Who Can Read Your E-Mail?

Let's say you have just finished a sensitive letter--one detailing company secrets or one giving the blow-by-blow account of an illicit romance, for example. And you're about to send it off by e-mail. A troubling thought occurs to you: Can someone eavesdrop on this e-mail?

Of course they can.

Ask Oliver North, who conducted much of Iran-contra via e-mail, no doubt patting himself on the back for not writing anything down on paper but unaware that White House e-mail traffic is archived electronically for years. Or ask Monica Lewinsky, who deleted e-mail from both her Pentagon mail account and her home computer pertaining to her affair with the president. She was unaware that there were backups on her work account, but she also didn't know that the standard Windows and Macintosh "delete file" functions leave the data intact. (They can be easily recovered with any of a number of commercial or public-domain disk utilities.)

But Ollie and Monica were using secret government computers. It's different when you're just using your office network, right? Absolutely. Because the North and Lewinsky investigations were instigated after long and costly bureaucratic processes. At your office your bosses don't have to fill out any forms. Almost every major U.S. corporation now has e-mail policies that allow it to monitor employees' electronic files. They can rifle through your electronic In box just for the fun of it or to protect the company's secrets or to defend themselves from potential lawsuits. Maybe the joke about the stripper, the elephant and the individual of a specified ethnic heritage is funny to you, but a judge may decide the punch line contributes to a hostile workplace environment and award an offended employee the marketing department's budget for the next three years.

(concluded on page 154)e-mail(continued from page 89)

What company wants to take that risk, when tools such as Mimesweeper are available? This software is designed to control network content and can invisibly screen all e-mail sent to, from and within a company for any key words or phrases your bosses define.

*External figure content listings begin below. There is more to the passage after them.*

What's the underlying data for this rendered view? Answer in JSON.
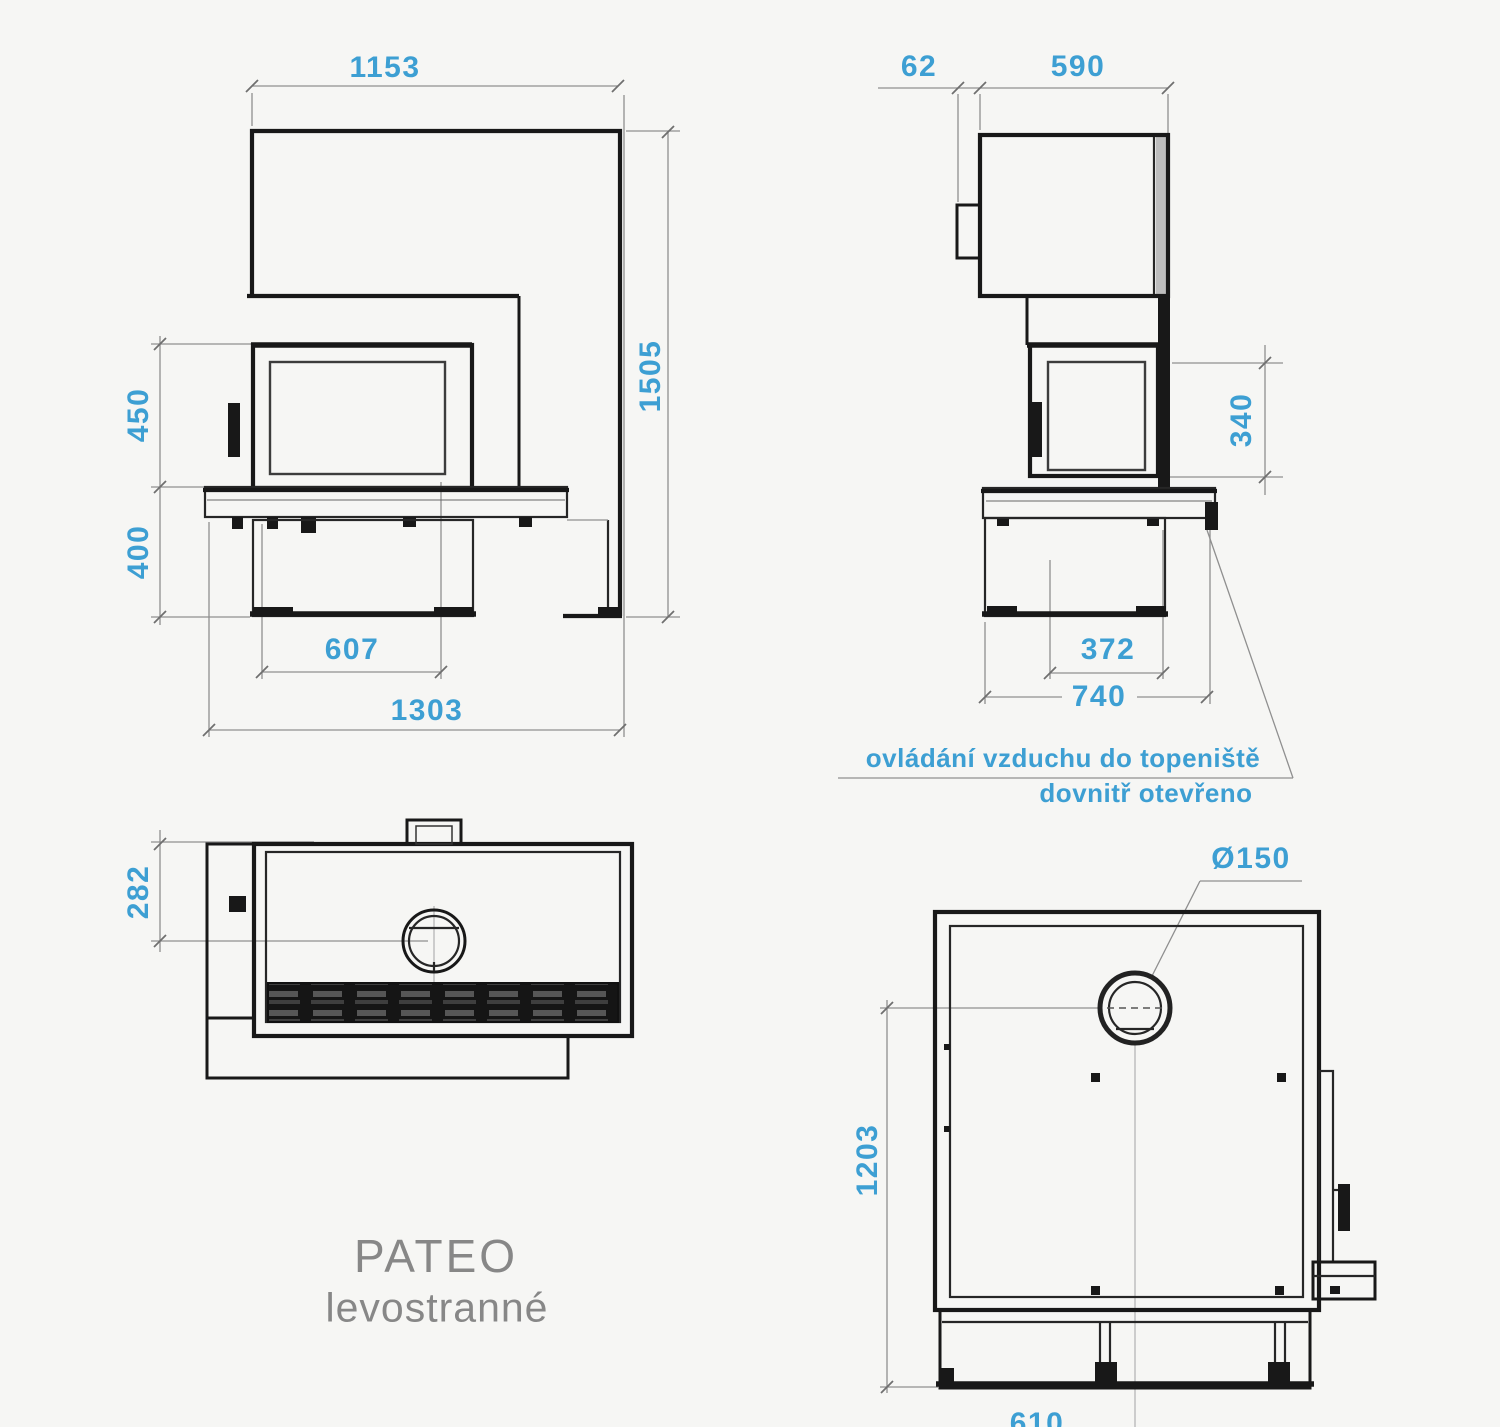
{
  "product": {
    "name": "PATEO",
    "variant": "levostranné"
  },
  "annotation": {
    "line1": "ovládání vzduchu do topeniště",
    "line2": "dovnitř otevřeno"
  },
  "colors": {
    "dimension_text": "#3d9fd3",
    "drawing_line": "#181818",
    "dimension_line": "#8f8f8f",
    "title_text": "#878787",
    "background": "#f6f6f4"
  },
  "views": {
    "front": {
      "label": "front view",
      "dims": {
        "width_top": "1153",
        "height_total": "1505",
        "door_height": "450",
        "base_height": "400",
        "door_width": "607",
        "width_total": "1303"
      }
    },
    "side": {
      "label": "side view",
      "dims": {
        "handle_depth": "62",
        "depth_top": "590",
        "door_side_height": "340",
        "inner_depth": "372",
        "depth_total": "740"
      }
    },
    "top": {
      "label": "top view",
      "dims": {
        "flue_center_offset": "282"
      }
    },
    "plan": {
      "label": "plan view",
      "dims": {
        "flue_diameter": "Ø150",
        "depth_total": "1203",
        "width_bottom": "610"
      }
    }
  }
}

All intraoffice espionage is perfectly legal. The Electronic Communications Privacy Act extends our right to private communications into the digital frontier, but the courts have repeatedly determined that when you're using your company's computer on the company's network to send e-mail via the company's mail server, it's the company's mail, not yours, and legal protection doesn't apply. On the other hand, a company's liability remains. Amazon.com recently initiated an operation called Sweep and Keep, in which employees were awarded free lattes for seeking out and destroying old electronic mail. Once the sweep was completed, the company distributed a memo outlining its new "document creation" policy. It pointed out that some information simply shouldn't be committed to paper or e-mail.

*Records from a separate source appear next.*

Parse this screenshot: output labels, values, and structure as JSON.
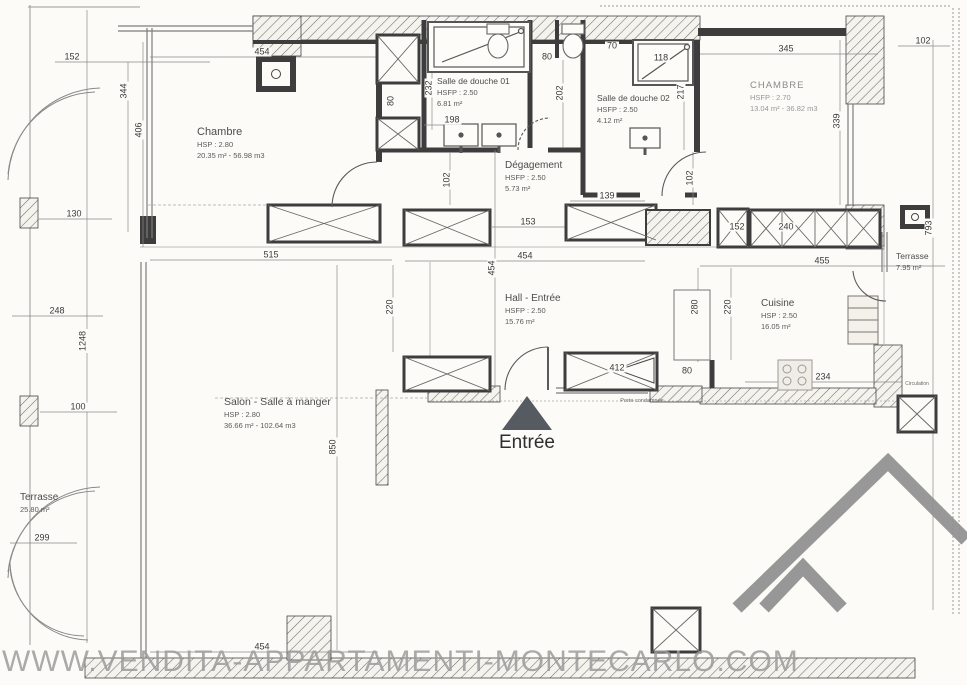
{
  "plan": {
    "rooms": [
      {
        "name": "Chambre",
        "height": "HSP : 2.80",
        "area": "20.35 m² - 56.98 m3"
      },
      {
        "name": "Salle de douche 01",
        "height": "HSFP : 2.50",
        "area": "6.81 m²"
      },
      {
        "name": "Salle de douche 02",
        "height": "HSFP : 2.50",
        "area": "4.12 m²"
      },
      {
        "name": "CHAMBRE",
        "height": "HSFP : 2.70",
        "area": "13.04 m² - 36.82 m3"
      },
      {
        "name": "Dégagement",
        "height": "HSFP : 2.50",
        "area": "5.73 m²"
      },
      {
        "name": "Hall - Entrée",
        "height": "HSFP : 2.50",
        "area": "15.76 m²"
      },
      {
        "name": "Cuisine",
        "height": "HSP : 2.50",
        "area": "16.05 m²"
      },
      {
        "name": "Salon - Salle à manger",
        "height": "HSP : 2.80",
        "area": "36.66 m² - 102.64 m3"
      },
      {
        "name": "Terrasse",
        "area": "7.95 m²"
      },
      {
        "name": "Terrasse",
        "area": "25.80 m²"
      }
    ],
    "entrance_label": "Entrée",
    "annotations": {
      "porte_condamnee": "Porte condamnée",
      "circulation": "Circulation"
    },
    "dims_h": [
      "152",
      "454",
      "102",
      "345",
      "70",
      "118",
      "80",
      "198",
      "130",
      "139",
      "153",
      "152",
      "240",
      "515",
      "454",
      "455",
      "248",
      "100",
      "412",
      "80",
      "234",
      "299",
      "454"
    ],
    "dims_v": [
      "344",
      "406",
      "232",
      "80",
      "202",
      "217",
      "339",
      "793",
      "102",
      "102",
      "1248",
      "220",
      "454",
      "280",
      "220",
      "850"
    ]
  },
  "watermark": "WWW.VENDITA-APPARTAMENTI-MONTECARLO.COM",
  "colors": {
    "wall": "#3d3d3d",
    "paper": "#fcfbf7",
    "watermark": "#9c9c9c"
  }
}
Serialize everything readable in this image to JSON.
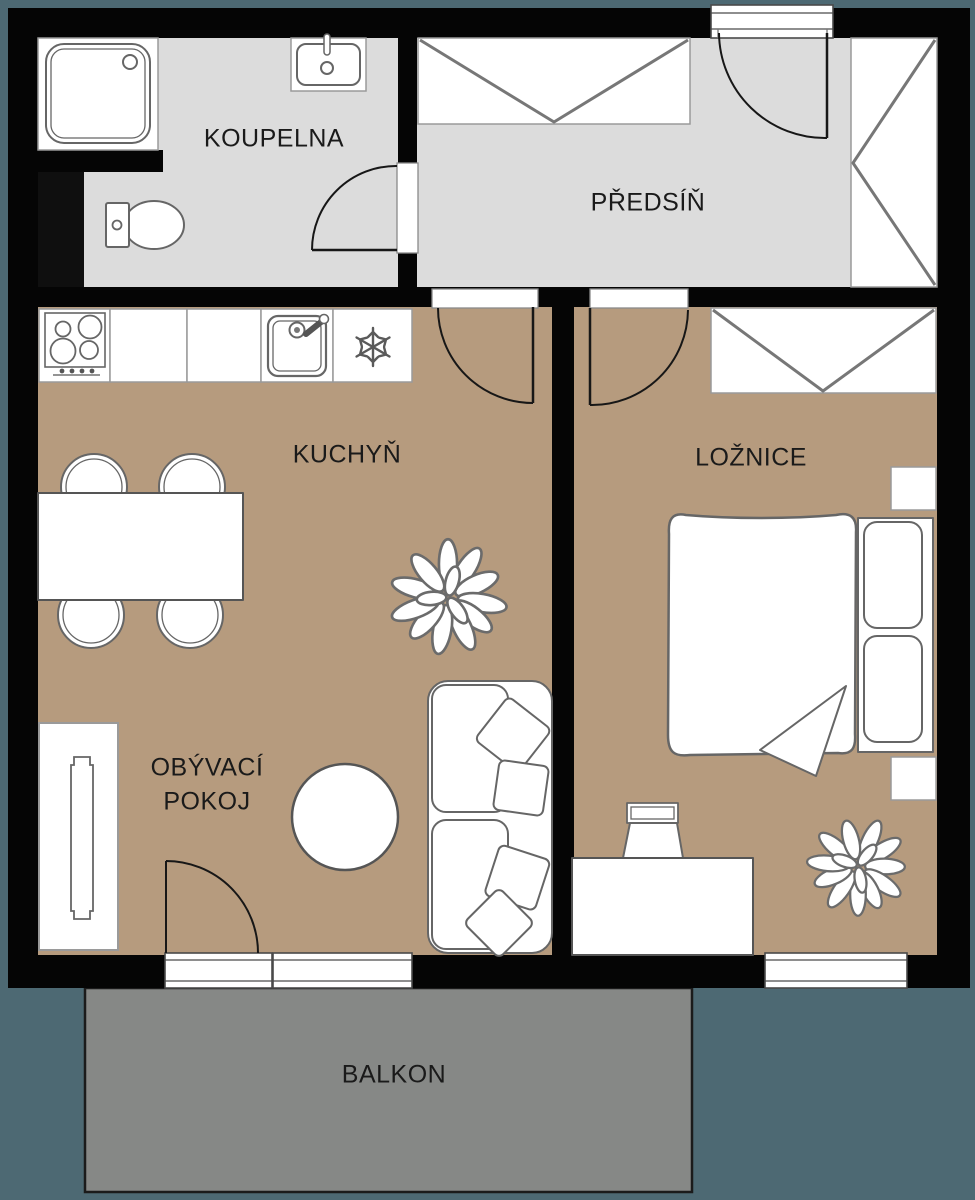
{
  "title": "Apartment floor plan",
  "rooms": {
    "bathroom": {
      "label": "KOUPELNA"
    },
    "hall": {
      "label": "PŘEDSÍŇ"
    },
    "kitchen": {
      "label": "KUCHYŇ"
    },
    "bedroom": {
      "label": "LOŽNICE"
    },
    "living_room": {
      "label_line1": "OBÝVACÍ",
      "label_line2": "POKOJ"
    },
    "balcony": {
      "label": "BALKON"
    }
  },
  "colors": {
    "background": "#4d6973",
    "wall": "#050505",
    "room_gray": "#dcdcdc",
    "room_tan": "#b69b7e",
    "balcony_gray": "#868886",
    "furniture_outline": "#666666"
  },
  "furniture_icons": [
    "shower-icon",
    "washbasin-icon",
    "toilet-icon",
    "wardrobe-icon",
    "entrance-door-icon",
    "stove-icon",
    "kitchen-sink-icon",
    "freezer-icon",
    "dining-table-icon",
    "chair-icon",
    "plant-icon",
    "tv-stand-icon",
    "coffee-table-icon",
    "sofa-icon",
    "pillow-icon",
    "bed-icon",
    "nightstand-icon",
    "desk-icon",
    "desk-chair-icon",
    "window-icon",
    "balcony-door-icon",
    "door-swing-icon"
  ]
}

Take heart, though: Your mail is relatively safe from that small percentage of the hacker community that have joined the dark side. A successful cracker typically depends on the unwitting assistance of someone on the inside (most likely, a systems manager who hasn't patched a well-publicized security hole in his company's network, or a user who hasn't changed his password since Duran Duran had a hit song). A magazine editor marveled at how one celebrated accused systems cracker managed to confront the editor about a proposed article on the hacker's exploits just 20 minutes after the editor wrote about the project via private e-mail. In truth, the prevailing opinion is that the nerd pulled this off not by sniffing the entire Internet for any mention of his name (an impossible feat) but by exploiting old passwords and weak systems and targeting major media outlets.

So what are you to do? If you want private e-mail to remain private, don't send it on your company's computers. Change your mail passwords often. Be aware that if you've set up your computer to send your account name and password automatically when you log on, anyone who can double-click on your mail program can paw through your mailbox. And always remember that e-mail goes everywhere at once. Just because you've deleted it from the system doesn't mean you've deleted it from the server or from the computers that maintain copies of the server's data.

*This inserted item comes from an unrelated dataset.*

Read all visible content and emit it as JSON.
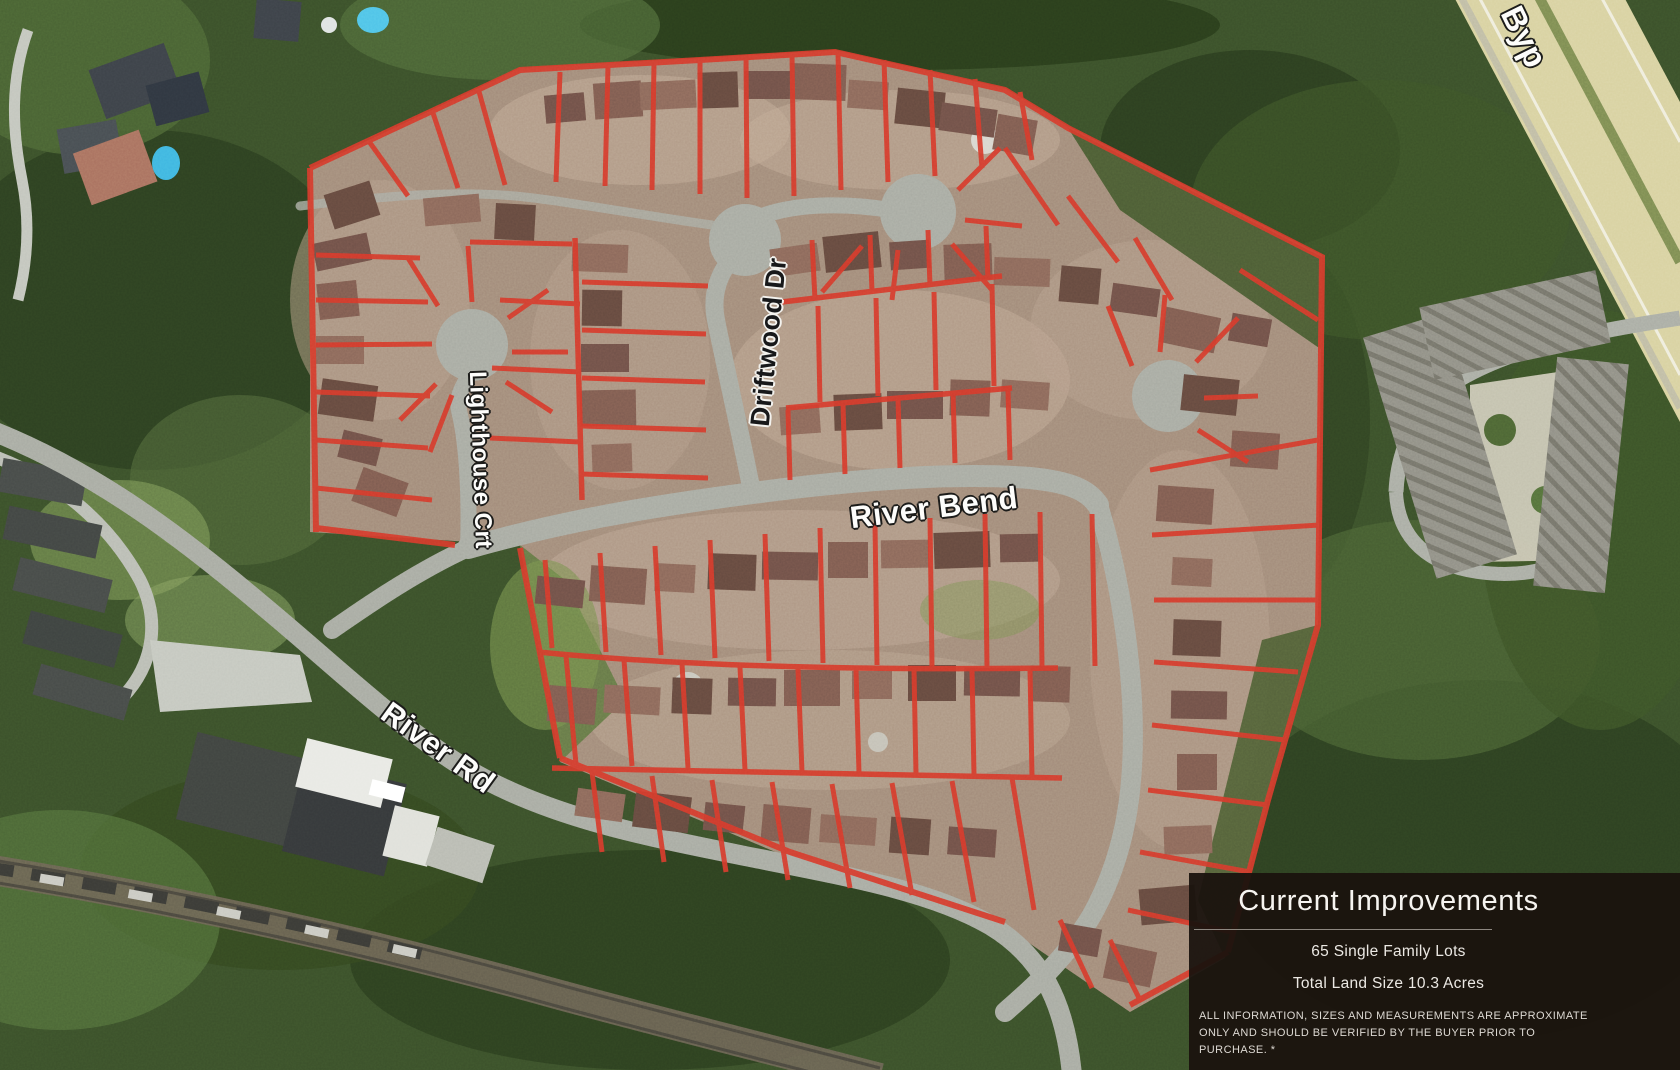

If you want to take a more active defense, encrypt the text before pasting it into that mail message, using a commercial or freeware program that employs PGP, or Pretty Good Protection. PGP-encrypted text, is supposed to be so secure that if the government tried to unscramble it without the password, the job would keep their hardware tied up for years. And when you delete files that contain sensitive information, use a utility (such as BCWipe for Windows--free from www.jetico.com, and Burn for Macintosh--thenextwave.com) that overwrites the data with garbage before you erase them--the equivalent of spray-painting the paper black before tossing it out.

But nothing's more effective than acknowledging that electronic mail, even private mail, is not secure. You should never write anything in e-mail that you wouldn't put on a postcard.